Most important, Schwarz says, a pay-for-play HBCU league will have a unique advantage over the NCAA, one that previous upstart sports operations such as the United States Football League have lacked. “The easiest competitive response by a normal incumbent would be to bury us in a salary war,” he says. “As a high-schooler, I was a season-ticket holder for the [USFL’s] Boston Breakers. That league got Steve Young, Herschel Walker, Doug Flutie, and then they went out of business. So long as the NCAA refuses to outbid us for talent, it will have both hands tied behind its back.”

When Schwarz and company use the term “disruption,” this is what they really mean: transforming the association’s strength into a weakness, and turning the exploitative Hobson’s choice currently presented to college athletes—amateurism or nothing—into a real one. “You don’t just have to be a high school All-American,” Polite says. “Imagine you’re playing at Georgetown. There’s Howard right across the city [in Washington, D.C.], and those guys are getting paid.

“What would keep you where you are? You’d be like, ‘The hell with this. I’m out. I’m going over there.’ You could have endorsement deals, have Cadillac giving you a car, you ride around and hand out business cards for the local dealer. Every car sold, you get a cut. I’m telling you, at that point, it’s over.”
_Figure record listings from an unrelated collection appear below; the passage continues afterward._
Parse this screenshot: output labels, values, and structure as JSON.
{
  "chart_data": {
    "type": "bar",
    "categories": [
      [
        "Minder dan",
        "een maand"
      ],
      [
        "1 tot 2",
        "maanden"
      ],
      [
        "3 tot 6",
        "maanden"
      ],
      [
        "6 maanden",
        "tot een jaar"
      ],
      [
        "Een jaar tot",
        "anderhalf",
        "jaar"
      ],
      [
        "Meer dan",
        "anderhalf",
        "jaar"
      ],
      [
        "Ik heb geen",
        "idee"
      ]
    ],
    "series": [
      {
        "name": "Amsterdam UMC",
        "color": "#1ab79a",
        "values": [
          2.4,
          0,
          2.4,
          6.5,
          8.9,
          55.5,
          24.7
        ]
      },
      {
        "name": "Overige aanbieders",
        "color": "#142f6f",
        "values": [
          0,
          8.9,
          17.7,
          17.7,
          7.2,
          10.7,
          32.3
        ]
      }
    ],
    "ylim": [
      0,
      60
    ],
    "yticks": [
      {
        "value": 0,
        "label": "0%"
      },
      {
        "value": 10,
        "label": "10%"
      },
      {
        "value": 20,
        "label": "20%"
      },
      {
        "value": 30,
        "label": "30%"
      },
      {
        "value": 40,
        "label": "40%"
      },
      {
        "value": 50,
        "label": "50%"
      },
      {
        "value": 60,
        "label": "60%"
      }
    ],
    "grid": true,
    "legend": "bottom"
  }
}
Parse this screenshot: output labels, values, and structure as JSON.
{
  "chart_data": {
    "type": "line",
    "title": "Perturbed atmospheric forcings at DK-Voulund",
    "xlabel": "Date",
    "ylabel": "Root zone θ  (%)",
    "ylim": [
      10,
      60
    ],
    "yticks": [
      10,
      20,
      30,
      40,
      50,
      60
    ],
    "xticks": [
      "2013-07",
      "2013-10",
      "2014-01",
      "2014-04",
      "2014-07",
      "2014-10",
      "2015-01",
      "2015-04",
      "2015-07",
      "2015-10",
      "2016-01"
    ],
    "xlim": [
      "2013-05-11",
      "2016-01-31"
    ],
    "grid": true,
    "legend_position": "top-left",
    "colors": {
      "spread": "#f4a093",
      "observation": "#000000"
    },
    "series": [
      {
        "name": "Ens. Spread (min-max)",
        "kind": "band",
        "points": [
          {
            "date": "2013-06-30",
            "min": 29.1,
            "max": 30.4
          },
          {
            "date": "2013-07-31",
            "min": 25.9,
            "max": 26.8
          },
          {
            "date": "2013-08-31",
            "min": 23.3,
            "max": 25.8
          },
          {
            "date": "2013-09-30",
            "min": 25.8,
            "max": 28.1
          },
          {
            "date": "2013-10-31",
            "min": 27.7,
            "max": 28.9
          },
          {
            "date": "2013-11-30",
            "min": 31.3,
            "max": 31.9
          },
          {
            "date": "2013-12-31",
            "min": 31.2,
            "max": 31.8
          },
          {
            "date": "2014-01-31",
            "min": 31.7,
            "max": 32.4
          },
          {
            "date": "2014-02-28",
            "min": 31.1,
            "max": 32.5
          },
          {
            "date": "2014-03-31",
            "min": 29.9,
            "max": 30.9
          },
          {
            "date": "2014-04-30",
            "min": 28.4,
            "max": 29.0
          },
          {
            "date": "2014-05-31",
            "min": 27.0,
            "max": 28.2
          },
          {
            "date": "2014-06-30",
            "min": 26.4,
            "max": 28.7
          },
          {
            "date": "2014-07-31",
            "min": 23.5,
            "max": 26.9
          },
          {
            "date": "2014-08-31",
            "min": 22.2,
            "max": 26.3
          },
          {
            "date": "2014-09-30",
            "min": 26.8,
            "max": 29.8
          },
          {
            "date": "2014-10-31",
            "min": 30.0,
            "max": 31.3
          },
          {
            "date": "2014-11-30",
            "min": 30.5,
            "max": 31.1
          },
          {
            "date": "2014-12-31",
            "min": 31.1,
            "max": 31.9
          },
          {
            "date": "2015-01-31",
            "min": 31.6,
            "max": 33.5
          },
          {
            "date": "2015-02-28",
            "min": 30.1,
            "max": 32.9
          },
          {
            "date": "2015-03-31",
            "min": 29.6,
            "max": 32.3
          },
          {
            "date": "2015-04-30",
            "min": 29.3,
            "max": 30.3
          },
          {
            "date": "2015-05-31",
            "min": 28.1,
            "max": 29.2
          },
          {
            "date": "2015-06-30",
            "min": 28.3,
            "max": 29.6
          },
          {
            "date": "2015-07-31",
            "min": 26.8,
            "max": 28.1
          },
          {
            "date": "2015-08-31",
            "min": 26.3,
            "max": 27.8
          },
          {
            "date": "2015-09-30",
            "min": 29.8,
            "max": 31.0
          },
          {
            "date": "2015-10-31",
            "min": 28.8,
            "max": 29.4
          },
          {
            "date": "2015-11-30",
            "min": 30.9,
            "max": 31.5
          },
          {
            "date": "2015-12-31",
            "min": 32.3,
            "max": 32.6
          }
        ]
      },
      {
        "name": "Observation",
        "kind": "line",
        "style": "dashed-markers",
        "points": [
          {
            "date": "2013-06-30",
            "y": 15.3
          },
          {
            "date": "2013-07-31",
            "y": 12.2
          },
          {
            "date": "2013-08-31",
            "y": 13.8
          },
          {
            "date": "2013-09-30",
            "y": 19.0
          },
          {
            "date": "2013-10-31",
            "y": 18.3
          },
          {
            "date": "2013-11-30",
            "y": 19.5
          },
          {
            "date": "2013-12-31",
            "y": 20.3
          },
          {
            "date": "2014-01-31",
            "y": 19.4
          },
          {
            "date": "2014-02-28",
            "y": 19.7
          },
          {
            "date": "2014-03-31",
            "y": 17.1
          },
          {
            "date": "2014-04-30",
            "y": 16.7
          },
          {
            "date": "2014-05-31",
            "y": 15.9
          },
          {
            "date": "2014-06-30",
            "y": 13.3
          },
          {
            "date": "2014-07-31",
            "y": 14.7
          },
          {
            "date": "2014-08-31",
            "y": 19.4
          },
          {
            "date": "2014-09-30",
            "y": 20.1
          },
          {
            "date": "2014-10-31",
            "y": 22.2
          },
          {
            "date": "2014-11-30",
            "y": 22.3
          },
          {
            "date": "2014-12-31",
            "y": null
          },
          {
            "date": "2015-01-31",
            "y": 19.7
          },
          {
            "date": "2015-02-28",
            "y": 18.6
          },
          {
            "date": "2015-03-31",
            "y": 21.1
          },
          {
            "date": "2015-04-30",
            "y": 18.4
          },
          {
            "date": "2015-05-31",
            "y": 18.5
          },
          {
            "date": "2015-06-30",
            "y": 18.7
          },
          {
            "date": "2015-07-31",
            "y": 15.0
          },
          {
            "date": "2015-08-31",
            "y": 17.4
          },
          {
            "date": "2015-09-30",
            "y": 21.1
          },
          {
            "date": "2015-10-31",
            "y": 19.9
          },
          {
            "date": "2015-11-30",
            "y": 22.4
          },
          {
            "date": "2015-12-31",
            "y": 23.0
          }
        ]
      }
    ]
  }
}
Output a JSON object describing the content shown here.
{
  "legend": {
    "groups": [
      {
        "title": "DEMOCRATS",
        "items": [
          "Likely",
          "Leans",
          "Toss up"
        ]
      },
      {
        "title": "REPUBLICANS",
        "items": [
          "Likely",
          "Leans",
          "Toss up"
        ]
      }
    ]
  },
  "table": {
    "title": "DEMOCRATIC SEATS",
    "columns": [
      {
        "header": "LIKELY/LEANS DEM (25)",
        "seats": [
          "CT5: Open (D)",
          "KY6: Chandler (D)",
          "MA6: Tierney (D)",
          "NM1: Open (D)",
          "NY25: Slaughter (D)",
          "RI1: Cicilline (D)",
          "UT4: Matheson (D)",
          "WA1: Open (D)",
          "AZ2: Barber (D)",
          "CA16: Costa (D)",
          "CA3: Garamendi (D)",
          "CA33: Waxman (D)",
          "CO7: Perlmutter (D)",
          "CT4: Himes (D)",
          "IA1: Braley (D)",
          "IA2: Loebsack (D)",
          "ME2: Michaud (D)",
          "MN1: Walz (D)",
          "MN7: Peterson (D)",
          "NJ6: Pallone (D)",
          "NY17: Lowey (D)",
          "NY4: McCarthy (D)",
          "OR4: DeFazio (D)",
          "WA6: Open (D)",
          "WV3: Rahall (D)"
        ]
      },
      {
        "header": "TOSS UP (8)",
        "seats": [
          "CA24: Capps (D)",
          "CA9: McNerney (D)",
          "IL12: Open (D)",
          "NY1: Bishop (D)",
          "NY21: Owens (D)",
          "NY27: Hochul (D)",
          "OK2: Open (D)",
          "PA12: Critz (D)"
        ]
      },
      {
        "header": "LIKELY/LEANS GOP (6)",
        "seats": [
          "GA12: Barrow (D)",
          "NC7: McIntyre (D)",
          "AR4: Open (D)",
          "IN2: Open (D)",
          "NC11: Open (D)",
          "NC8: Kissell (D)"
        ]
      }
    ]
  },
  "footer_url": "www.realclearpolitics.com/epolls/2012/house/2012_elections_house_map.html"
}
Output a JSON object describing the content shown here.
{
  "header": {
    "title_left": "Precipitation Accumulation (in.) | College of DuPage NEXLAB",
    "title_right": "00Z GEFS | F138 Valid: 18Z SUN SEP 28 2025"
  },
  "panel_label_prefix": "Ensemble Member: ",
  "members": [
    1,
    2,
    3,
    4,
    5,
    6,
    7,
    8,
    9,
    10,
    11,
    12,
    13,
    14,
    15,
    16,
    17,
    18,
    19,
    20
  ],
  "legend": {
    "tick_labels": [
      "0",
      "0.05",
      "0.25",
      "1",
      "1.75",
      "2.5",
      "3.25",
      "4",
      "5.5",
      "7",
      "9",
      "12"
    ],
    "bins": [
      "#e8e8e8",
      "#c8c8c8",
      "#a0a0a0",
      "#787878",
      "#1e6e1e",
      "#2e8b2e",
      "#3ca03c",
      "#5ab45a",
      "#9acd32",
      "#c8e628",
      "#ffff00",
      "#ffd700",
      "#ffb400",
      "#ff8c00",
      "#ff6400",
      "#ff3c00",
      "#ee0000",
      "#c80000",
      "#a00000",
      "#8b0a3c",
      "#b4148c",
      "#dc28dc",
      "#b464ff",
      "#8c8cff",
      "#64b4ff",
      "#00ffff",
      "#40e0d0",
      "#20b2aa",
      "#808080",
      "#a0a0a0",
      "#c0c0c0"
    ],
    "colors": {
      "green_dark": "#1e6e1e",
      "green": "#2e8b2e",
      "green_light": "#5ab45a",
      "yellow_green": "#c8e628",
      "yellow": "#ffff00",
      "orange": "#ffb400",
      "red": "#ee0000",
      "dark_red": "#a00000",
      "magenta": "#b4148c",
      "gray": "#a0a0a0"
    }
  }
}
Of course, there’s one way NCAA schools could compete: by allowing competition, and permitting players to paid. Doing so, Volante concedes, likely would put an HBCU league out of business. But that also would be a win. “If you look at NCAA basketball and football, the majority of scholarship athletes in those sports are African-American,” he says. “Right now you largely have old, white rich guys making money hand over fist off of them. If all those players start getting paid, our ultimate goal will be achieved.”